Alpacas have been successful raised in every state of the United States and do well both in northern and southern states. So, wherever you are in the US, you can successfully raise alpacas. These animals are hardy by nature and survive and adapt well.
At the same time, its in the best interest of the alpaca farmer (breeder) to ensure a healthy farm environment for his breed. The more suitable the environment for them to thrive, the better your chance of having more fiber.
Alpacas do well in the northern states and their thick fiber grown by winter helps protect them from the elements. A successful alpaca farmer (like any other farmer) will be in tune with the weather. Knowing when potential heat waves or high humidity days are approaching will help you be better prepared for helping them cool off. This can be as simple as hosing their legs and bellies with water and providing extra water buckets to help them get through the heat wave.
Consider keeping a hose attached and ready to go as soon as spring arrives.
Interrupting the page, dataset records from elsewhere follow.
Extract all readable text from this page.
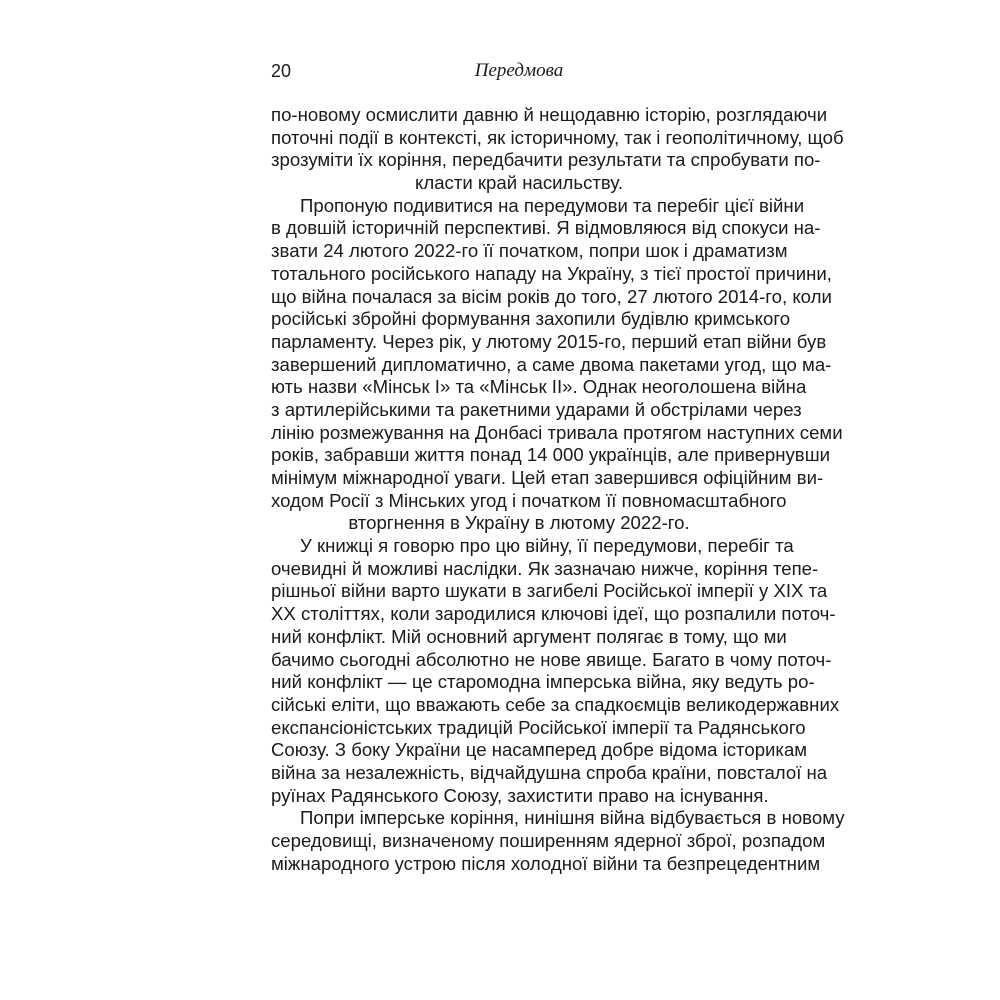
20	Передмова
по-новому осмислити давню й нещодавню історію, розглядаючи
поточні події в контексті, як історичному, так і геополітичному, щоб
зрозуміти їх коріння, передбачити результати та спробувати по-
класти край насильству.
Пропоную подивитися на передумови та перебіг цієї війни
в довшій історичній перспективі. Я відмовляюся від спокуси на-
звати 24 лютого 2022-го її початком, попри шок і драматизм
тотального російського нападу на Україну, з тієї простої причини,
що війна почалася за вісім років до того, 27 лютого 2014-го, коли
російські збройні формування захопили будівлю кримського
парламенту. Через рік, у лютому 2015-го, перший етап війни був
завершений дипломатично, а саме двома пакетами угод, що ма-
ють назви «Мінськ I» та «Мінськ II». Однак неоголошена війна
з артилерійськими та ракетними ударами й обстрілами через
лінію розмежування на Донбасі тривала протягом наступних семи
років, забравши життя понад 14 000 українців, але привернувши
мінімум міжнародної уваги. Цей етап завершився офіційним ви-
ходом Росії з Мінських угод і початком її повномасштабного
вторгнення в Україну в лютому 2022-го.
У книжці я говорю про цю війну, її передумови, перебіг та
очевидні й можливі наслідки. Як зазначаю нижче, коріння тепе-
рішньої війни варто шукати в загибелі Російської імперії у XIX та
XX століттях, коли зародилися ключові ідеї, що розпалили поточ-
ний конфлікт. Мій основний аргумент полягає в тому, що ми
бачимо сьогодні абсолютно не нове явище. Багато в чому поточ-
ний конфлікт — це старомодна імперська війна, яку ведуть ро-
сійські еліти, що вважають себе за спадкоємців великодержавних
експансіоністських традицій Російської імперії та Радянського
Союзу. З боку України це насамперед добре відома історикам
війна за незалежність, відчайдушна спроба країни, повсталої на
руїнах Радянського Союзу, захистити право на існування.
Попри імперське коріння, нинішня війна відбувається в новому
середовищі, визначеному поширенням ядерної зброї, розпадом
міжнародного устрою після холодної війни та безпрецедентним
Whatever your approach, keep a closer eye on your alpacas on very hot days to make sure they are doing just fine. Generally the above will be enough to keep your breed happy and cool if you live in the northern states.
If you live in the southern states where heat and humidity are higher and harsher, then you have take a couple more steps. Consider installing cooling fans in the barn since this is where alpacas spend most of their daylight hours anyways during the summer. Keep a more frequent cooling schedule and perhaps have a neighbor or family member check in, if you work away from home. Think twice before installing regular fans instead of barn fans. The regular fans that are used in homes are not ideal for barns and can cause fires. They are also prone to dust buildup so its best to invest to in barn fans.
Alpacas have a few tricks up their sleeves as well when it comes to cooling off in the summer. They like cool dry weather, so consider planting trees in your pasture to help them get some shade on the sunny hot days. Think carefully about the areas on your farm that alpacas will have access to, and make sure to space them out so they always have a nice shelter nearby.
Another trick that alpacas have to cool off is that they like rolling around in bare spots in the pasture covering themselves with sand. So consider having some of these “sand spots” as well in your pasture.
If you live in an extremely northern climate where the winters are very harsh, you should consider focusing on Huacaya alpacas since these are larger and better able to handle colder climates than Suri alpacas.
When it comes to shelter, less is usually better. You can house your alpacas in a traditional animal barn or you can have a three-sided shelter. The advantage of an open shelter is that alpacas like to see and so visibility is a desirable advantage.
Second, on hot and humid days the breeze that will come from the open area will help cool them off as opposed to a traditional animal barn. Alpacas really only need a means to get out of the wind, rain and strong sun so your open shelter will be better for them and help reduce the need for cooling fans.